Снова наступила тишина, перебиваемая лишь тихими стонами больной и её тяжёлым, неровным дыханием. А в углу комнаты мерно тикали старые напольные часы с большим циферблатом, который вздымался при каждом качании маятника, как грудь больного при дыхании.
И снова потянулись долгие, тоскливые часы ожидания; уже пробило двенадцать. Вдруг отворились ворота, и по проходу зашагал Хайнц в сопровождении какого-то мужчины; значит, он привёз врача, и даже быстрее, чем мы ожидали.
Илзе вздохнула с облегчением и подала мне знак, чтобы я освободила место у кровати; я осторожно вытянула онемевшую руку и бережно опустила бабушкину голову на подушки. Она, казалось, дремала; во всяком случае, она никак не отреагировала, когда дверь отворилась и прибывшие вошли в комнату.
Это был старый священник из соседней деревни, в полном церковном облачении; за ним, сдёрнув с головы шапку, почтительно следовал Хайнц. Священник, в чёрной сутане и с молитвенником в руках, выглядел очень внушительно. Но Илзе вскинулась, как будто она увидела призрак; она кинулась к ним, подавая знаки, чтобы они ушли, но было уже поздно — в этот самый момент, словно почувствовав на себе взгляды вошедших, бабушка открыла глаза.
Я отшатнулась — так резко напряглось её лицо, только что такое расслабленное и спокойное в моих объятьях.
— Чего хочет этот поп? — выдохнула она.
— Дать вам утешение, в котором вы нуждаетесь, — мягко ответил старый священник, нисколько не смущённый её грубым обращением.
— Утешение? … Я уже нашла его в невинном детском сердце, в любви, которая не спрашивает: во что ты веришь? И что ты мне за это дашь?… Леонора, дитя моё, где ты?
От тоски и нежности в её голосе у меня сжалось сердце. Я быстро встала у изножья кровати, чтобы она меня видела.
— Вы не можете дать мне утешения — вы, которые вышвырнули меня в ужасную пустыню, где палящий зной иссушил мой мозг! — продолжала она, повернувшись к священнику. — Вы не дали мне ни капли освежающей прохлады на пути, который сейчас, как вы учите, ведёт в ад!.. Вы, нетерпеливые, бахвалитесь, что в смирении предстанете перед Богом, и одновременно держите в руках камень, чтобы бросить его в ближнего!
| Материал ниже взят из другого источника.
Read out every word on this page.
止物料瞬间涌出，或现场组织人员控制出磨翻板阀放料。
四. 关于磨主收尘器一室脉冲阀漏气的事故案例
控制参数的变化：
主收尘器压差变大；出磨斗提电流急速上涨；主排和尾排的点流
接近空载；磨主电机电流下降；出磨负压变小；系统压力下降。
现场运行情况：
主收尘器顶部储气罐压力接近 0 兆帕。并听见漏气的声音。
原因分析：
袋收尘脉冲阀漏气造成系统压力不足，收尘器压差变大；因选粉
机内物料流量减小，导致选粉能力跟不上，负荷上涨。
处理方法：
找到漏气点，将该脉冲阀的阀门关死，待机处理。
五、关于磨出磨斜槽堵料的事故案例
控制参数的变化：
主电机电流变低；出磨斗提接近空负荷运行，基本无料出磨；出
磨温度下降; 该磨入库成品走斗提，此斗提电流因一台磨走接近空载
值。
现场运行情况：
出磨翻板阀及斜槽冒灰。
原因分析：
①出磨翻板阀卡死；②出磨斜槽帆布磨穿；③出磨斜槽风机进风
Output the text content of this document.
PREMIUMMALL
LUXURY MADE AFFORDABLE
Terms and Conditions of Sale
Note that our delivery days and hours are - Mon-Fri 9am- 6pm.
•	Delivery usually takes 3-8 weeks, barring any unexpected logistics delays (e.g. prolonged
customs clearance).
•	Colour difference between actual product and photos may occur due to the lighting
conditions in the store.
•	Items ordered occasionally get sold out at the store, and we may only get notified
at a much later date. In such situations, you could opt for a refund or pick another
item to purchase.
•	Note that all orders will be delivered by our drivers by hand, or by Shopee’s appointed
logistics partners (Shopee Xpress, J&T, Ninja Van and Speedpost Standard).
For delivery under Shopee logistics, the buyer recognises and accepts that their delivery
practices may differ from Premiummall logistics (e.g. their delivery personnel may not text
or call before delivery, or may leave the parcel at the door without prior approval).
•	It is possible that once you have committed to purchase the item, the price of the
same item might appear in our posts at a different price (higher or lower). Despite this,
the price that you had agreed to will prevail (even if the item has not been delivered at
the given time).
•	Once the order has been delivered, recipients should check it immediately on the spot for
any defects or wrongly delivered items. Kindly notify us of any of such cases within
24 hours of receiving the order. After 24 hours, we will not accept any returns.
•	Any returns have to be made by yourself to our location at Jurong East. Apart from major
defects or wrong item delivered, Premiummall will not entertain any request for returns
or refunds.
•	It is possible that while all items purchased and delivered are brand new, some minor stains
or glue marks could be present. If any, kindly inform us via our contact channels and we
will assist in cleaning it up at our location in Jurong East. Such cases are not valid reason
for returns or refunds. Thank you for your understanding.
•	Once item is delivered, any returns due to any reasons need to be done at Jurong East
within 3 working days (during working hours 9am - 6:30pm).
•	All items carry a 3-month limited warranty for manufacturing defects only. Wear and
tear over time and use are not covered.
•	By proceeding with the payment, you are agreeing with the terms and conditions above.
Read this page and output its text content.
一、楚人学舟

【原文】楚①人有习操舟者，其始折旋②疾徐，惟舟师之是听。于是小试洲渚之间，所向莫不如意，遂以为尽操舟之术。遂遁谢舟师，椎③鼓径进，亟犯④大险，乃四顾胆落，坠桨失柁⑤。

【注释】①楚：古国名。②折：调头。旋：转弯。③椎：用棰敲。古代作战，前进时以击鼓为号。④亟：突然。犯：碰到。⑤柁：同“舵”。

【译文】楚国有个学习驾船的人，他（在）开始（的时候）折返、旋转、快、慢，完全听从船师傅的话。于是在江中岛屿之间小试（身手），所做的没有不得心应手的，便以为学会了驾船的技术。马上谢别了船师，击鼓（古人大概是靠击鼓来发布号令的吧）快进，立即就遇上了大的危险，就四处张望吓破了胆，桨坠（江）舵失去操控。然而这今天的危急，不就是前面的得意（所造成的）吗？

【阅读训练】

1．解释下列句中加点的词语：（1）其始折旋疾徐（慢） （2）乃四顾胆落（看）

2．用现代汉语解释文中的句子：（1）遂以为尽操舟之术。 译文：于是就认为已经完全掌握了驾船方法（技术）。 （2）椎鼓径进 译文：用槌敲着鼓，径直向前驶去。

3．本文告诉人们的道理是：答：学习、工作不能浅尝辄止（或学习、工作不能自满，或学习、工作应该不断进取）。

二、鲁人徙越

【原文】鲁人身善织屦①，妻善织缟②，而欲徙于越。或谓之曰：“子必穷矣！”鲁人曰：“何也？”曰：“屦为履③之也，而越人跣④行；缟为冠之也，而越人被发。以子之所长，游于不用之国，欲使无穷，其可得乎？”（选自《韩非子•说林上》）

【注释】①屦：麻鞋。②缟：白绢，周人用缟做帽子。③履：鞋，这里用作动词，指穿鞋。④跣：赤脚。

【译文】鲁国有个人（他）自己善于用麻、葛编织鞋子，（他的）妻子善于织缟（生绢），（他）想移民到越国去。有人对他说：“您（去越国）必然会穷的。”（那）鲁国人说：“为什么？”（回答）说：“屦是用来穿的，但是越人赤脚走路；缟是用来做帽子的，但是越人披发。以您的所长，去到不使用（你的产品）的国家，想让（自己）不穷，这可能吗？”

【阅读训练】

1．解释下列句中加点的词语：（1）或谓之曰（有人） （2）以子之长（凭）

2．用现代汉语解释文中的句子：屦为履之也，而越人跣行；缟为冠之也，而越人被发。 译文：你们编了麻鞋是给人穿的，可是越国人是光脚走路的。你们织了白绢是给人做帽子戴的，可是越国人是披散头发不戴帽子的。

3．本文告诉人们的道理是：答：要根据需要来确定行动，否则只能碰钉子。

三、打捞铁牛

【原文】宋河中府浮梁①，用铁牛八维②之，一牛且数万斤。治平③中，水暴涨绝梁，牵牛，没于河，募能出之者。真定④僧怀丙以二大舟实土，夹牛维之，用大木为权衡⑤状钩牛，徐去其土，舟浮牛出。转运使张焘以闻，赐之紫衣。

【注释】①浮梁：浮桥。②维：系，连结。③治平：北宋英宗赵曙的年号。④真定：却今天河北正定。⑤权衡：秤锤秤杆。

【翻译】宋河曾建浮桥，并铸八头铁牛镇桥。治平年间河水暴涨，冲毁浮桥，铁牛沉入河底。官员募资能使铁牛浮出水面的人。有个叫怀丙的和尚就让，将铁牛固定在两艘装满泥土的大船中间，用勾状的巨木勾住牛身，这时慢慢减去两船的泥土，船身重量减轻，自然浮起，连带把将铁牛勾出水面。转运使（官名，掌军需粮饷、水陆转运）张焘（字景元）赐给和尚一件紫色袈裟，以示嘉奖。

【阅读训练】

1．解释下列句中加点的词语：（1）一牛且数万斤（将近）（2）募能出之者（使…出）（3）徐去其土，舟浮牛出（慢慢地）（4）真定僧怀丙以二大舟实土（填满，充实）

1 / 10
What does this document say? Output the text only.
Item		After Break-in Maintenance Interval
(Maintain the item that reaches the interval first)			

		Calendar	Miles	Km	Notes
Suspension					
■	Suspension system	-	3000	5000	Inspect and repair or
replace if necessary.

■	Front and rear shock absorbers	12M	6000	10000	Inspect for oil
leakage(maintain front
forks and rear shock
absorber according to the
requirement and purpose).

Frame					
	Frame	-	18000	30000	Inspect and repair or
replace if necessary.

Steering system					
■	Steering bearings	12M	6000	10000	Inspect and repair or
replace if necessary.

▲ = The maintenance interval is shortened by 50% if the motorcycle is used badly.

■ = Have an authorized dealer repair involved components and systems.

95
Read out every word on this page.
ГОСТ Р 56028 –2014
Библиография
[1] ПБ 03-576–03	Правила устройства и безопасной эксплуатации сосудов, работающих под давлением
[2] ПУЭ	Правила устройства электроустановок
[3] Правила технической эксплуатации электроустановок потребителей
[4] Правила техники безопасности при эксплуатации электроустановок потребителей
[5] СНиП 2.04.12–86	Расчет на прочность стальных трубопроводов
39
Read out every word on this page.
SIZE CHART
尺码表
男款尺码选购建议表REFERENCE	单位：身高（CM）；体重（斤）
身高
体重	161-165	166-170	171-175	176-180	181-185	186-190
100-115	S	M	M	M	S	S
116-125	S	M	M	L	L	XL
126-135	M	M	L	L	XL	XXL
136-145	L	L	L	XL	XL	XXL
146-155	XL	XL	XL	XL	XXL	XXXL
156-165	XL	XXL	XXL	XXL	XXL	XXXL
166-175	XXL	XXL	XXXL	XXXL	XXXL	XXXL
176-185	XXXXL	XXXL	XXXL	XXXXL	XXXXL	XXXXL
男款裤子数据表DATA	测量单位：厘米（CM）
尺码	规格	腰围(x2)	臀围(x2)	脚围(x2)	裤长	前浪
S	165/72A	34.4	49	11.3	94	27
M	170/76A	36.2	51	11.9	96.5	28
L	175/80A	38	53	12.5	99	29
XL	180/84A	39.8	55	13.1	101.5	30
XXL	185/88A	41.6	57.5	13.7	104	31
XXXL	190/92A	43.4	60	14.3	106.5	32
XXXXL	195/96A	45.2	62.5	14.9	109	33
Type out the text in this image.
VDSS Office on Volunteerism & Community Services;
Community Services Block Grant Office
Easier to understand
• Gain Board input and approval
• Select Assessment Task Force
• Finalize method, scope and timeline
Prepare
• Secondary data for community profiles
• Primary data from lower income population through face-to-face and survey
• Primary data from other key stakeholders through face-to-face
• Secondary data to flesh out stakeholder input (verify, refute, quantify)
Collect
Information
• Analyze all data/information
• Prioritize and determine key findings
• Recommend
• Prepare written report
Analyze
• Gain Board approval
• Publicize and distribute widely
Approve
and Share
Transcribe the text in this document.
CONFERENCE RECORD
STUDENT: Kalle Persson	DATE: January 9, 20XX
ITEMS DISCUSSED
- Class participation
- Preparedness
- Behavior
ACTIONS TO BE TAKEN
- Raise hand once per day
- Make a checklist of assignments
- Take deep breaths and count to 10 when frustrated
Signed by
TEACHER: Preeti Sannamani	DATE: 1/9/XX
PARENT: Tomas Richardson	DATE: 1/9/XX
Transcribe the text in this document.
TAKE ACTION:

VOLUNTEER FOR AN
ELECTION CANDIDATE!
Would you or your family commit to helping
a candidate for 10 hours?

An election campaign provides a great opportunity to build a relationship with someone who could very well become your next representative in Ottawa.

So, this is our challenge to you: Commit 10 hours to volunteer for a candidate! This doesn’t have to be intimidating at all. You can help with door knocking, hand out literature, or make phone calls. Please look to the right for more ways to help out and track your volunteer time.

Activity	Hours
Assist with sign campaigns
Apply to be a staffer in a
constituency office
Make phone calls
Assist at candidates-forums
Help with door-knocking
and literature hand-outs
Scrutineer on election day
Вы имеете неслыханную дерзость вершить суд на могилах умерших, которые уже предстали перед высшим судией!.. Вы — лжепророки, вы утверждаете, что молитесь богу добра и милосердия, и при этом делаете его знаменем кровавых битв и сражений, свирепым и ярым божеством, как и народ евреев, который вы зовёте проклятым!.. Вы превозносите бога и при этом приписываете ему все недостатки вашей грешной натуры: мстительность, жажду власти, ледяную лютость… Ваш бог вложил вам в руки пальмовую ветвь, но вы сделали из неё бич!..
Священник поднял руку, словно хотел что-то сказать, но она продолжала с лихорадочной страстью:
— И этим бичом вы стегали меня и прогнали меня с вашего неба, твердя при этом: твой отец, еврей, который дал тебе жизнь, твоя мать, еврейка, что выкормила тебя, прокляты вечно!.. Мой отец был мудрейший человек. Он собрал и сохранил в своей душе огромные знания — и всё это пропадёт в аду, в то время как духовные инвалиды, которые никогда не думали и ни во что не верили, безо всяких усилий попадут на небо, где пытливым душам обещаны ясность и истина?.. И мой отец — продолжала она — разламывал свой хлеб и раздавал голодным, говоря при этом, что левая рука не знает, что творит правая… Он презирал грех и ложь, жадность и высокомерие, прощал оскорблявшим его и никогда не мстил за то, что ему причинили — он от всего сердца любил Бога, господа своего, любил от всей души, — и он должен томиться в аду до скончания времён, только потому, что ему на лоб не лили крестильную воду?.. Я хочу туда, где он — я возвращаю вам ваше крещение! Берите себе своё небо — вы продаёте его достаточно дорого, тираны в чёрных одеждах!
С глубоким состраданием на мягком лице старый священник подошёл ближе к кровати; но никакое примирение больше не было возможно.
— Оставьте — я всё сказала! — промолвила она решительно и отвернула лицо к стене.